I assume we are running into the same problem with one of our custom harvesters. We are importing data via a XML-File. After about a week with no problems our fetch task crashes with the following error:

/var/log/ckan/fetch_consumer.log

(...)
2020-03-02 08:58:00,862 INFO  [<custom.harvester.name>] Document with GUID ffd2d0239583764f38ba4a8c8b280538 unchanged, skipping...

Traceback (most recent call last):
  File "/usr/lib/ckan/default/bin/paster", line 10, in <module>
    sys.exit(run())
  File "/usr/lib/ckan/default/local/lib/python2.7/site-packages/paste/script/command.py", line 102, in run
    invoke(command, command_name, options, args[1:])
  File "/usr/lib/ckan/default/local/lib/python2.7/site-packages/paste/script/command.py", line 141, in invoke
    exit_code = runner.run(args)
  File "/usr/lib/ckan/default/local/lib/python2.7/site-packages/paste/script/command.py", line 236, in run
    result = self.command()
  File "/app/releases/2.3.0/extensions/ckanext-harvest/ckanext/harvest/commands/harvester.py", line 192, in command
    fetch_callback(consumer, method, header, body)
  File "/app/releases/2.3.0/extensions/ckanext-harvest/ckanext/harvest/queue.py", line 447, in fetch_callback
    fetch_and_import_stages(harvester, obj)
  File "/app/releases/2.3.0/extensions/ckanext-harvest/ckanext/harvest/queue.py", line 475, in fetch_and_import_stages
    obj.save()
  File "/usr/lib/ckan/default/src/ckan/ckan/model/domain_object.py", line 64, in save
    self.add()
  File "/usr/lib/ckan/default/src/ckan/ckan/model/domain_object.py", line 68, in add
    self.Session.add(self)
  File "/usr/lib/ckan/default/local/lib/python2.7/site-packages/sqlalchemy/orm/scoping.py", line 157, in do
    return getattr(self.registry(), name)(*args, **kwargs)
  File "/usr/lib/ckan/default/local/lib/python2.7/site-packages/sqlalchemy/orm/session.py", line 1711, in add
    self._save_or_update_state(state)
  File "/usr/lib/ckan/default/local/lib/python2.7/site-packages/sqlalchemy/orm/session.py", line 1723, in _save_or_update_state
    self._save_or_update_impl(state)
  File "/usr/lib/ckan/default/local/lib/python2.7/site-packages/sqlalchemy/orm/session.py", line 2029, in _save_or_update_impl
    self._update_impl(state)
  File "/usr/lib/ckan/default/local/lib/python2.7/site-packages/sqlalchemy/orm/session.py", line 2003, in _update_impl
    state_str(state)
sqlalchemy.exc.InvalidRequestError: Instance '<HarvestObject at 0x7f39b8bab250>' has been deleted.  Use the make_transient() function to send this object back to the transient state.
(...)

System:

At this harvester we just have about 70 datasets which will be imported. In total we have seven custom harvesters. Every other one has with bigger datasets (up to 10k) and 4 harvesters get data from XML-Files, but this one crashes and we are clueless at the moment why. I will try to rewind it to the suggested commit and check if it makes a difference.
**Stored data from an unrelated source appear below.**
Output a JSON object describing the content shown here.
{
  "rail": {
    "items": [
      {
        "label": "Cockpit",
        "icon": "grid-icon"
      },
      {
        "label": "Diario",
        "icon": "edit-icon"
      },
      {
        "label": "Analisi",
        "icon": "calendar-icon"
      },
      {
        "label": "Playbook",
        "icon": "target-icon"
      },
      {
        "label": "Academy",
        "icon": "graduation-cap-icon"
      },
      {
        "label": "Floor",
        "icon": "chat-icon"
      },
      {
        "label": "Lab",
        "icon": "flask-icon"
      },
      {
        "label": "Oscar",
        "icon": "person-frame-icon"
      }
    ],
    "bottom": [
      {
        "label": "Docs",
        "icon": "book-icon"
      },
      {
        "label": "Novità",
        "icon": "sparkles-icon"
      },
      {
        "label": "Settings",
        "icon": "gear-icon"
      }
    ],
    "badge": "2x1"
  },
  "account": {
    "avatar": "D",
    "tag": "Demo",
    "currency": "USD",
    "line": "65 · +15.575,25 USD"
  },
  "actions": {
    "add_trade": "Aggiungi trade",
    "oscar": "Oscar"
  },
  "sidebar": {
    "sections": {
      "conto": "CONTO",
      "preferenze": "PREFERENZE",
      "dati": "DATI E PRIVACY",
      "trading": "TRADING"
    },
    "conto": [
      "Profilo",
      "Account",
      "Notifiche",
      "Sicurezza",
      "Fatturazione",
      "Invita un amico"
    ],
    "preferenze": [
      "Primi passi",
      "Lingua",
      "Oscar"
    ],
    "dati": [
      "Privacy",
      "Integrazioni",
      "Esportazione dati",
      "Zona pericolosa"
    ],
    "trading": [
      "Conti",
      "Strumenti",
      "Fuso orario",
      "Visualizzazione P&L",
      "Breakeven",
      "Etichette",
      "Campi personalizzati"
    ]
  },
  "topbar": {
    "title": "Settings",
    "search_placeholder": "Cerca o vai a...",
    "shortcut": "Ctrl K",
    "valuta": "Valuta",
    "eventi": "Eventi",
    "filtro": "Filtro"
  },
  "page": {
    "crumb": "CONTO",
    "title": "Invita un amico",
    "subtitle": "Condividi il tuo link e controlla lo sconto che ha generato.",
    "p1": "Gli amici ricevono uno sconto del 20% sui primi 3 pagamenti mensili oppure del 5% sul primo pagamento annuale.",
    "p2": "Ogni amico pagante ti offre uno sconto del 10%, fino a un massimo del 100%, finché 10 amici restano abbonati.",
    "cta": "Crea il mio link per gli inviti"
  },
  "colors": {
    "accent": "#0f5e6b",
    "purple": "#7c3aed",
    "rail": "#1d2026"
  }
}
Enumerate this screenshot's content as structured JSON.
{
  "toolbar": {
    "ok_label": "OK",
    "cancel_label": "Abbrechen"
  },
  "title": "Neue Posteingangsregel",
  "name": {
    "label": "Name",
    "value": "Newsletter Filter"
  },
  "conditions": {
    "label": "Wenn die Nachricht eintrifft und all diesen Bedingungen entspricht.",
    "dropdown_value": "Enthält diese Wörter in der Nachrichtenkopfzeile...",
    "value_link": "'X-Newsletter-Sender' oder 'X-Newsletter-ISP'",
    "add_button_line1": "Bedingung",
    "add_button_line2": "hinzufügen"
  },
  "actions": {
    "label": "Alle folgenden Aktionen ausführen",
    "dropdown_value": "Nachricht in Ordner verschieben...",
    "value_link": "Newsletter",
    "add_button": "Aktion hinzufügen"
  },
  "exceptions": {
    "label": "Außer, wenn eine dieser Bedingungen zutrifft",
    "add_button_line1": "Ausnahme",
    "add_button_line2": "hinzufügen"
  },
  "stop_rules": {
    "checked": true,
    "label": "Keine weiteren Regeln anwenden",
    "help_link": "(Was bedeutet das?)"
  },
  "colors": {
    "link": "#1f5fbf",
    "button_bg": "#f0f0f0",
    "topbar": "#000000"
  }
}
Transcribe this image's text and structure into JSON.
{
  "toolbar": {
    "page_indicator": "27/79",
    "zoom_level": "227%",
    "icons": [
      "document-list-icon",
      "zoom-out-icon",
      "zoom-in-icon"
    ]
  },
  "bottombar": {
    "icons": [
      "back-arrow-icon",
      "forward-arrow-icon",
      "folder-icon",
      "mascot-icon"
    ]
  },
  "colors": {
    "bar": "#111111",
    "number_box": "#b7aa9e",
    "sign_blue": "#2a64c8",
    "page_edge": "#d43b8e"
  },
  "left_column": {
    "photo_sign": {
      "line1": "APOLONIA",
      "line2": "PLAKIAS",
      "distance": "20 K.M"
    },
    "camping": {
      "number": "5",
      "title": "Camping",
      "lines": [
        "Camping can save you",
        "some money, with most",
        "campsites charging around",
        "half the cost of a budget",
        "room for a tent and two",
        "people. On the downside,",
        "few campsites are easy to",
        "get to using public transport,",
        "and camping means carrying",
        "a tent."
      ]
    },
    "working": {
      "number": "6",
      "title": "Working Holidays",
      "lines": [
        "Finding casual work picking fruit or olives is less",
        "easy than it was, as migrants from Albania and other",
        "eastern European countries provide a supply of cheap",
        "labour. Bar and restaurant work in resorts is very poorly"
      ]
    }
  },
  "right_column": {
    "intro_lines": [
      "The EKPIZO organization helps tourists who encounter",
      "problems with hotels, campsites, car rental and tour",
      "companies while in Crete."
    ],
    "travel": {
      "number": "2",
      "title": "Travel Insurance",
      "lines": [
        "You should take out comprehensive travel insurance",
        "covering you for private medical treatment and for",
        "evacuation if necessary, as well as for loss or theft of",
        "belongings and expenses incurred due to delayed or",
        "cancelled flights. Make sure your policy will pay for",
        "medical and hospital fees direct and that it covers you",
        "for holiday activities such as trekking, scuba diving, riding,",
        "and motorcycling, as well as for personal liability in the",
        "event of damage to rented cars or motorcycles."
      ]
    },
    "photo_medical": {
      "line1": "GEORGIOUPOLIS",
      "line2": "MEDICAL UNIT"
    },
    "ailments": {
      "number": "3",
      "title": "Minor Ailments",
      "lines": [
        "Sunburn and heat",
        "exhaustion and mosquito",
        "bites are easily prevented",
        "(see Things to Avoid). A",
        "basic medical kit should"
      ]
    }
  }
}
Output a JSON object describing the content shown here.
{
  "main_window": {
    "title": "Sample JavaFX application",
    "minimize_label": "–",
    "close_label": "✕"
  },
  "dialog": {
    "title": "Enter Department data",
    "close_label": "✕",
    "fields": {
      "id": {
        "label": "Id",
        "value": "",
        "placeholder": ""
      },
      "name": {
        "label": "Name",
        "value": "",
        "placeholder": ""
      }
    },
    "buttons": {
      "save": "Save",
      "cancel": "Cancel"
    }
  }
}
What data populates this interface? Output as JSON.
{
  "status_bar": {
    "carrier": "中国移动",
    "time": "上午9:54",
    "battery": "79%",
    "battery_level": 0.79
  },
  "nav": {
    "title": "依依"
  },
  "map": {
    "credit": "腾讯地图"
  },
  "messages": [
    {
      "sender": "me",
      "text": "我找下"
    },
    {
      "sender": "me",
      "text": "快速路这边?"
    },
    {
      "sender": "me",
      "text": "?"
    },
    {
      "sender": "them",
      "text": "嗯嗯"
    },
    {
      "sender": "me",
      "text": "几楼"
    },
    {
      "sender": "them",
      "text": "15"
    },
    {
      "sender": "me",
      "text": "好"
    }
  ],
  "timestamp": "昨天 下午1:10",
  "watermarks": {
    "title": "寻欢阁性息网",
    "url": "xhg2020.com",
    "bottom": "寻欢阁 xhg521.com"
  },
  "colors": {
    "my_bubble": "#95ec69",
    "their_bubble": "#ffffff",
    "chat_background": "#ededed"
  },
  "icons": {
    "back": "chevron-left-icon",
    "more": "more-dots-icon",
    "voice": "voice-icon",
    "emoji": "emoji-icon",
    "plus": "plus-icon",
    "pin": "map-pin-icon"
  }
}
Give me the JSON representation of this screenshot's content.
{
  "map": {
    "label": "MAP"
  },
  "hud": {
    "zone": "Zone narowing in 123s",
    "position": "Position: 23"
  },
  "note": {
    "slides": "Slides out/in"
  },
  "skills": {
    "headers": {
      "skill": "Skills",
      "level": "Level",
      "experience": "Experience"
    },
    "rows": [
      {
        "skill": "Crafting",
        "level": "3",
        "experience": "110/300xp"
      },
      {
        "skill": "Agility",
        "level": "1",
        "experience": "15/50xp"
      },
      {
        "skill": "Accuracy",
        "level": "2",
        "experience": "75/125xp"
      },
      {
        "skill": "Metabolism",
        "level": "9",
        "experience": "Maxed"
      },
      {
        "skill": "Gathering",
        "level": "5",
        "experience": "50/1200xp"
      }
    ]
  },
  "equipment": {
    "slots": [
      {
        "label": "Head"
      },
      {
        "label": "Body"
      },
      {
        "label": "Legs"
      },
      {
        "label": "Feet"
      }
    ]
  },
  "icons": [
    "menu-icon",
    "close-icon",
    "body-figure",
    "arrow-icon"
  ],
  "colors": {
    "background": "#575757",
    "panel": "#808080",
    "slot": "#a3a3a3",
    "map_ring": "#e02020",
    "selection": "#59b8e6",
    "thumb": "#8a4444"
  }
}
xellos866 commented 4 years ago

We have now tried test runs with the current master (96f9fbc) and the issue seems to be gone. I don't know what exactly was the hiccup but maybe this solves the problem for other users, too.

~greetz

bonnland commented 4 years ago

We have now tried test runs with the current master (96f9fbc) and the issue seems to be gone

I can confirm that the harvest problems go away with this current master. Note that the package requirements in pip-requirements.txt have been updated, so these commands are necessary during upgrade:

pip install --upgrade -r pip-requirements.txt
python setup.py develop

Of course these commands are always recommended when upgrading, but in this case it's absolutely required, since the package dependencies are quite different than in earlier versions.